Peripheral vascular disease (varicose veins, venous stasis ulcers, and erectile dysfunction) is present in nearly all men over the age of 50 years, perhaps the result of small vessel angiopathy.  Its age of onset is similar to that of the hearing deficit and the time course of progression is similar.

Genetics

This is an X-linked disorder as a result of mutations in the NDP gene (Xp11.4) encoding norrin.  Many mutations causing Norrie disease are novel or at least rare as might be expected for a disorder that leads to a marked reduction in reproductive fitness in males.  Carrier females usually do not have any evidence of disease.

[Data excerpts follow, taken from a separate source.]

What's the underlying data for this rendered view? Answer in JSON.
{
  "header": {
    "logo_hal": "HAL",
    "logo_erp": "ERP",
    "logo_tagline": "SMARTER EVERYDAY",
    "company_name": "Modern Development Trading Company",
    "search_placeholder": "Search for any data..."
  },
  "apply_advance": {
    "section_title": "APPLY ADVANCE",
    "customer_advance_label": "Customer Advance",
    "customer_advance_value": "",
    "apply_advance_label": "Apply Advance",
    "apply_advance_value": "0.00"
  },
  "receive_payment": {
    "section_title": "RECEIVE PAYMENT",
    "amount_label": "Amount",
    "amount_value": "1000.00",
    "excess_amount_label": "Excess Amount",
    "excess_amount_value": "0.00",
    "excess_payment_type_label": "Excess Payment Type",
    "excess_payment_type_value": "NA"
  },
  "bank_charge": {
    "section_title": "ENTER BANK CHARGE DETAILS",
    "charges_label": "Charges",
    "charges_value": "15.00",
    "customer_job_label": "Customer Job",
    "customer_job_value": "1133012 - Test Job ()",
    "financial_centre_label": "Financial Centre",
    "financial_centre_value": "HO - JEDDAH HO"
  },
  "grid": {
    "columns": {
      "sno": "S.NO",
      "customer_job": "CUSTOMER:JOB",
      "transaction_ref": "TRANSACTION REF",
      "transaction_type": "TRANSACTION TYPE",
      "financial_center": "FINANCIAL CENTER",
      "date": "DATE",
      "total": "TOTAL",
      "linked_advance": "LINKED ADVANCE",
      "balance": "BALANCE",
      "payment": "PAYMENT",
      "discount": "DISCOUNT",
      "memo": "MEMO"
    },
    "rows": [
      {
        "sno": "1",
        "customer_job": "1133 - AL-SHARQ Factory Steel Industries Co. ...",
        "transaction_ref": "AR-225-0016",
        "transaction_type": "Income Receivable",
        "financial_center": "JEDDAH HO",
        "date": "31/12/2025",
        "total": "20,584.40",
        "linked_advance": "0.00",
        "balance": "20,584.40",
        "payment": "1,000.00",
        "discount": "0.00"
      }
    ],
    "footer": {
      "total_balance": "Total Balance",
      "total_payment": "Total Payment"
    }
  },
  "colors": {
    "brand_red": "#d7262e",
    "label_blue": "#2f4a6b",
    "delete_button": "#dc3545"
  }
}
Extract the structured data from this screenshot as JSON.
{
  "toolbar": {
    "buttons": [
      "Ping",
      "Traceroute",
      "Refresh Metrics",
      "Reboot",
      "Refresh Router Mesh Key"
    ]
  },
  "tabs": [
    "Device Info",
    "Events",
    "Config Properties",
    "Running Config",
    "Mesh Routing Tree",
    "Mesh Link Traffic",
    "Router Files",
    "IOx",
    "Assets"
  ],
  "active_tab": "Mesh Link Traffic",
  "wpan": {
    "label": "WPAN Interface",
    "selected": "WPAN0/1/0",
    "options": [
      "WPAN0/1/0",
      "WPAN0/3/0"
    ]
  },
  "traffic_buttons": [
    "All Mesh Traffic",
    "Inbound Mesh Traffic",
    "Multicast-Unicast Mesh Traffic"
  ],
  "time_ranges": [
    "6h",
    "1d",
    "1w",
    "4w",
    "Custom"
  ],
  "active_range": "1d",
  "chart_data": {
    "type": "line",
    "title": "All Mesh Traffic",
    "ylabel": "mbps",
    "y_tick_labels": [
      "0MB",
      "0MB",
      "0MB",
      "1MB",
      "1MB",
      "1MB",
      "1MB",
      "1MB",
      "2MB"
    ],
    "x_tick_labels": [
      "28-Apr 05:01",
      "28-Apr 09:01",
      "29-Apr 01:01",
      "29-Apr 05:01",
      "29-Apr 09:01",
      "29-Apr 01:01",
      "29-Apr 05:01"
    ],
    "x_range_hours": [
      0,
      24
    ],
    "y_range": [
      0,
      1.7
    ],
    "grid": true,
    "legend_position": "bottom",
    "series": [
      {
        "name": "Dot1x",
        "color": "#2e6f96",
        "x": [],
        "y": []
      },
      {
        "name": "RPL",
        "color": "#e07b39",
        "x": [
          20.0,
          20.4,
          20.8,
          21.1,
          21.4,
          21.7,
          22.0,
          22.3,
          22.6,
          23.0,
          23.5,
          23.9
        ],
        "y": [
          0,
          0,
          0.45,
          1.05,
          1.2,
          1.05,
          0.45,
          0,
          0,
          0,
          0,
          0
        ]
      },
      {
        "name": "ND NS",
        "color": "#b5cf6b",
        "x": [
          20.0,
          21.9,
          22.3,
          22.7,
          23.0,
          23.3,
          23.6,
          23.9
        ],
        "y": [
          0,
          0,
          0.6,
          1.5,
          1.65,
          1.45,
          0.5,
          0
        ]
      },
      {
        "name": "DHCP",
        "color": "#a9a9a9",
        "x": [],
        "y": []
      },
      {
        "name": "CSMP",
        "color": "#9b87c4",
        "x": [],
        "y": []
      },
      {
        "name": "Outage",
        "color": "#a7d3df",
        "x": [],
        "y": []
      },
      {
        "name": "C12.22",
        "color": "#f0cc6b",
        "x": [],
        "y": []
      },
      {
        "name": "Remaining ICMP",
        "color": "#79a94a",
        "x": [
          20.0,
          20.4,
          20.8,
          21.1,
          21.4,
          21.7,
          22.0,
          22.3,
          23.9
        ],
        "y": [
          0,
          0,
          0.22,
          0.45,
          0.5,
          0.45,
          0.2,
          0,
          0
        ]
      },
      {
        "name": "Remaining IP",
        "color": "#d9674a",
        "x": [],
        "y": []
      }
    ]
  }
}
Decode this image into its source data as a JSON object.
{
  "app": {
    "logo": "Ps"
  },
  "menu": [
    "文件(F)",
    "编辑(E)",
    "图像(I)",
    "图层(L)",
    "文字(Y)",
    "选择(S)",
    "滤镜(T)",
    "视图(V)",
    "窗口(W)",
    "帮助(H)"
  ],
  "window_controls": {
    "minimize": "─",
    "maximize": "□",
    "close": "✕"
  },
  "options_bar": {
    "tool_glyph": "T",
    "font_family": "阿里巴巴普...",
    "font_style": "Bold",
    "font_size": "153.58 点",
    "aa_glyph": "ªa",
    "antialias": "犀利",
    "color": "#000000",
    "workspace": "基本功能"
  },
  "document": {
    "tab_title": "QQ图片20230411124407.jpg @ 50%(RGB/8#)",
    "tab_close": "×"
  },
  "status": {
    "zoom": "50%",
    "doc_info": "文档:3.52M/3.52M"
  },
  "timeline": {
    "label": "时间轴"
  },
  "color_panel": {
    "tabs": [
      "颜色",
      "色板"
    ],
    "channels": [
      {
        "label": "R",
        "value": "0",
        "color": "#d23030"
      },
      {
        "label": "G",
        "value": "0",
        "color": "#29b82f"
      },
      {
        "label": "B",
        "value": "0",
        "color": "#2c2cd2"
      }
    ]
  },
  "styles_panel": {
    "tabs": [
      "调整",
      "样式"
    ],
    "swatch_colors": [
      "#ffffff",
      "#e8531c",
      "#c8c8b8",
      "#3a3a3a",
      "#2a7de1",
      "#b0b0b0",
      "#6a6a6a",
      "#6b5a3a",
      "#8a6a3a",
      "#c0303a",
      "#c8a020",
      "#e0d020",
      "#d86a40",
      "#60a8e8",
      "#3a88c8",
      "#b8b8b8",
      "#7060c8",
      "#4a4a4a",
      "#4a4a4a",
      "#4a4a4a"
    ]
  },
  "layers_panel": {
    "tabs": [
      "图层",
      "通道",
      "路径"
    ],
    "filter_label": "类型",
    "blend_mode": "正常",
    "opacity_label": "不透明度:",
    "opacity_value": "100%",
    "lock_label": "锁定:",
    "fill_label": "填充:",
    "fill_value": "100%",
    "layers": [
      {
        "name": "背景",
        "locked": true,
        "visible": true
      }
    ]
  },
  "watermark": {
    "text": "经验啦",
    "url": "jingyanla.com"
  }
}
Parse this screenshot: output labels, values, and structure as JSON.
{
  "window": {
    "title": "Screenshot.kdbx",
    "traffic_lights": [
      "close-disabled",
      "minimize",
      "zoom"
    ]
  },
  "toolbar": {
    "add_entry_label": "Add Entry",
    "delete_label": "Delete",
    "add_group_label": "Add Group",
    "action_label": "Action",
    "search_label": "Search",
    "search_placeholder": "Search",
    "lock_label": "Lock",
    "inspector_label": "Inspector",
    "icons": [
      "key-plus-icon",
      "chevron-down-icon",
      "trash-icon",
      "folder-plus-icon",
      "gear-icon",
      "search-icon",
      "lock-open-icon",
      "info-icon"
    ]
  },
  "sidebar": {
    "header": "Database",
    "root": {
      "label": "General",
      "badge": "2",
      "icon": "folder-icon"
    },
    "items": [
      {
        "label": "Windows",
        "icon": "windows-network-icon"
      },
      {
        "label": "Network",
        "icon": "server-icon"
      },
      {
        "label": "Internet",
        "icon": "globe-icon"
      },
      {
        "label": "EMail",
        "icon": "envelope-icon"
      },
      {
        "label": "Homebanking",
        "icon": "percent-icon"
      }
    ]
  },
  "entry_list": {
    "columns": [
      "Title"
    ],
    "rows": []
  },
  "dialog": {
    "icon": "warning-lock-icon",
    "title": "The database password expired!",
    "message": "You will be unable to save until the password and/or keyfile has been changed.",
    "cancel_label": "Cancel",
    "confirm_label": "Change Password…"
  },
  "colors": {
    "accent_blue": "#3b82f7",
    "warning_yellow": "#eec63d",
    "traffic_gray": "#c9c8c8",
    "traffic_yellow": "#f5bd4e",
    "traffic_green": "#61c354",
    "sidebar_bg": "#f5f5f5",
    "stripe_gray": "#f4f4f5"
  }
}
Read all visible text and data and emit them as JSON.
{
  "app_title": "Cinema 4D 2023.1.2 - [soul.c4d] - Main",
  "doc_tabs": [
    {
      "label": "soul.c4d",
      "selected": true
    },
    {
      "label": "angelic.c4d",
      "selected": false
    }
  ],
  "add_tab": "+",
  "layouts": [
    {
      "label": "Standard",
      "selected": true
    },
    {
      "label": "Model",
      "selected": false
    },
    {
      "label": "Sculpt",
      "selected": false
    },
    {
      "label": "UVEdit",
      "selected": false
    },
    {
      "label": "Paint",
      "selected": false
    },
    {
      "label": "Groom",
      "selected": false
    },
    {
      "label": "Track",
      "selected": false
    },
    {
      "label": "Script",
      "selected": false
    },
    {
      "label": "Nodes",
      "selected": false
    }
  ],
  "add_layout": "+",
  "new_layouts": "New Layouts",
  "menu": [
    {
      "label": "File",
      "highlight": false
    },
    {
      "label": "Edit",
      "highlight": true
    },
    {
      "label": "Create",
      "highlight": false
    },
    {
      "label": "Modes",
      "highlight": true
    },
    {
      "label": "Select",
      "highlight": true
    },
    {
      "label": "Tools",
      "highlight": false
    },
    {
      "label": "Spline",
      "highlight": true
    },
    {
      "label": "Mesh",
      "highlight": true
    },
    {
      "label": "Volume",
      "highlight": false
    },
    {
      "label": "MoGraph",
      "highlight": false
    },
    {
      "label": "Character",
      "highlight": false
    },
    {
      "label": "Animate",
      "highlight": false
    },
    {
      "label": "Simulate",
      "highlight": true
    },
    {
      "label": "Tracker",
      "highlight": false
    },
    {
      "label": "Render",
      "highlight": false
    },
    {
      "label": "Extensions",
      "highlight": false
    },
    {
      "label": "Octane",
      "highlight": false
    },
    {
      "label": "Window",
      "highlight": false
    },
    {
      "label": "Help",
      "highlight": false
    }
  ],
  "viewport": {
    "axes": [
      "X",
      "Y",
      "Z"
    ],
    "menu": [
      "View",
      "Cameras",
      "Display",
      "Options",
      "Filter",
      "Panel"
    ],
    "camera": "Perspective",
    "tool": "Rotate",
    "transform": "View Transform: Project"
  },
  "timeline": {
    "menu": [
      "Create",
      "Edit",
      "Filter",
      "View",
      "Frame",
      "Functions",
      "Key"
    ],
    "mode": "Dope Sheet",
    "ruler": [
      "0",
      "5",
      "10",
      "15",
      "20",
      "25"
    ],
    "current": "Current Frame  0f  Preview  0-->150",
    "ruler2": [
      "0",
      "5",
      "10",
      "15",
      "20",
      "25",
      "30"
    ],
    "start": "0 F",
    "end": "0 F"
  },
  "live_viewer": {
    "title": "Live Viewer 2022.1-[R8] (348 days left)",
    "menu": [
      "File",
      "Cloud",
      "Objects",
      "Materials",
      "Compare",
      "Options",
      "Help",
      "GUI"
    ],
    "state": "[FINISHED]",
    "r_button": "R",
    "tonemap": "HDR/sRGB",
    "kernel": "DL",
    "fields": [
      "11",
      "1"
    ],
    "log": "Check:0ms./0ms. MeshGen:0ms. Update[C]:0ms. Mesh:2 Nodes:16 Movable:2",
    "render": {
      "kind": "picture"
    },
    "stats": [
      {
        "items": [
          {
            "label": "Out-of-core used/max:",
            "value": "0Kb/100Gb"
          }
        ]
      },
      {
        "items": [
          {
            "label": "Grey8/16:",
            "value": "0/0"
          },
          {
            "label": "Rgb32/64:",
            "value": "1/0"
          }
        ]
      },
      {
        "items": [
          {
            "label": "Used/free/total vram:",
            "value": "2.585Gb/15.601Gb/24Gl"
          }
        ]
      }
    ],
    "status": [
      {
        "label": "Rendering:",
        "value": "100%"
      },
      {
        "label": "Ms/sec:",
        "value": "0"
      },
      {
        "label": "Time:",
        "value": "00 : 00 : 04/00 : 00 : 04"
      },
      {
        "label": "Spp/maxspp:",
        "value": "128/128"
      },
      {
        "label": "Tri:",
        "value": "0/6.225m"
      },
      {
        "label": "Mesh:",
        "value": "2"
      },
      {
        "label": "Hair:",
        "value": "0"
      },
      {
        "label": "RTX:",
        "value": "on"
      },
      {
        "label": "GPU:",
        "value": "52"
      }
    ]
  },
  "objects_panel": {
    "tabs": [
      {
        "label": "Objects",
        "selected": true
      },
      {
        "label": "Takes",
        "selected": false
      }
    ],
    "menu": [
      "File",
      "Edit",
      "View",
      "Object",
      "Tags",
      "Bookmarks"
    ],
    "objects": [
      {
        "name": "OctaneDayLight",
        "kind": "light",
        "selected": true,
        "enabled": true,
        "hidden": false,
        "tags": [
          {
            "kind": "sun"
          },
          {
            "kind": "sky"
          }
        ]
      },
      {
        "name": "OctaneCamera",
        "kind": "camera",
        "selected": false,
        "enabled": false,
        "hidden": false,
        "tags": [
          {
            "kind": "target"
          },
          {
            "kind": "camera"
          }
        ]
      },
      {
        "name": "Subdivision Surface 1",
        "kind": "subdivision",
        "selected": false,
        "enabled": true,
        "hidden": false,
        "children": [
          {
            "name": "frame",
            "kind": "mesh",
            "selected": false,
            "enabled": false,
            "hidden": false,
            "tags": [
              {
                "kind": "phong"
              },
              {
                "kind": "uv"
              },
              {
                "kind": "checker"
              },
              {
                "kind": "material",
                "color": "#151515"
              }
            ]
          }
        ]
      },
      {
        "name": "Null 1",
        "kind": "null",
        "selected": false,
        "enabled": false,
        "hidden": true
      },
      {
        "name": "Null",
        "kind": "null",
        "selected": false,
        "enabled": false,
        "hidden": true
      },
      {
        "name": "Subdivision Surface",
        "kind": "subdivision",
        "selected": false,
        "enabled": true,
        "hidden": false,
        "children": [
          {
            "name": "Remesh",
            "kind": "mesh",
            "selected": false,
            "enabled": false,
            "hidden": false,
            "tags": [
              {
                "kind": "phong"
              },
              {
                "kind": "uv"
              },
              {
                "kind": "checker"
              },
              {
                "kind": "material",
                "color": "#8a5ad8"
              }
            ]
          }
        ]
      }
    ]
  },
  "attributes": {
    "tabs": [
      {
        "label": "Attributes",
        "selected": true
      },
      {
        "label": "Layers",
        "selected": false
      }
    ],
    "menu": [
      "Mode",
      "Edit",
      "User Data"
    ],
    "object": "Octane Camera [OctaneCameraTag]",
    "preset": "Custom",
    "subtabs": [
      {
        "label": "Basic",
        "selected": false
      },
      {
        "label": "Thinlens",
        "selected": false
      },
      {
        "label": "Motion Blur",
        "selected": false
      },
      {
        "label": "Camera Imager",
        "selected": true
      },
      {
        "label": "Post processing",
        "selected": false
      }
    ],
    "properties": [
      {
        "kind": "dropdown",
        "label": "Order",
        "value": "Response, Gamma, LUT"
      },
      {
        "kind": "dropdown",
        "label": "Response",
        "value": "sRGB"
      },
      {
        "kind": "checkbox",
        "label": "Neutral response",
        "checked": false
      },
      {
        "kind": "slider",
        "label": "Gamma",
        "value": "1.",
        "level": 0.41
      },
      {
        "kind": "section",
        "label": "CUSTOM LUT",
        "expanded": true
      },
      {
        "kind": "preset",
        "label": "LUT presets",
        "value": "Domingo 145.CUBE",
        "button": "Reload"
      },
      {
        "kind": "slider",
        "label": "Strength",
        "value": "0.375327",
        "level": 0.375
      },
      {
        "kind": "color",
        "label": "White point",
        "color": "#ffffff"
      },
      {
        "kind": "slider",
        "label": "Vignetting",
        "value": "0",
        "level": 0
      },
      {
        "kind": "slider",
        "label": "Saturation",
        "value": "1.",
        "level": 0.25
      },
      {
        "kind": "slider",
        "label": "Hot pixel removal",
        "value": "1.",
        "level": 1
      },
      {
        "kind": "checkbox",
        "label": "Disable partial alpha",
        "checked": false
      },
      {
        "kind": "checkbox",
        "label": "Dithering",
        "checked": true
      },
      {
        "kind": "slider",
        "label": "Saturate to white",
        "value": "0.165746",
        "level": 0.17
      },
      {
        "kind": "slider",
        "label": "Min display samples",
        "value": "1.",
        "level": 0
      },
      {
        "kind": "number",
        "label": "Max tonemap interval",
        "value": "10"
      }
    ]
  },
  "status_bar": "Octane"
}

Mutations in NDP also are responsible for a sex-linked form of familial exudative vitreoretinopathy, EVR2 (305390).  They have also been found in some cases of persistent hyperplastic primary vitreous and even in Coates' disease.  The latter conditions are usually present unilaterally, however, and some consider bilaterality to be a characteristic of NDP-related retinopathies.

Pedigree: 
X-linked recessive, carrier mother
X-linked recessive, father affected
Treatment
Treatment Options: 

No effective treatment is available.

References
Article Title: 

Mutations in the Norrie disease gene

Schuback DE, Chen ZY, Craig IW, Breakefield XO, Sims KB. Mutations in the Norrie disease gene. Hum Mutat. 1995;5(4):285-92.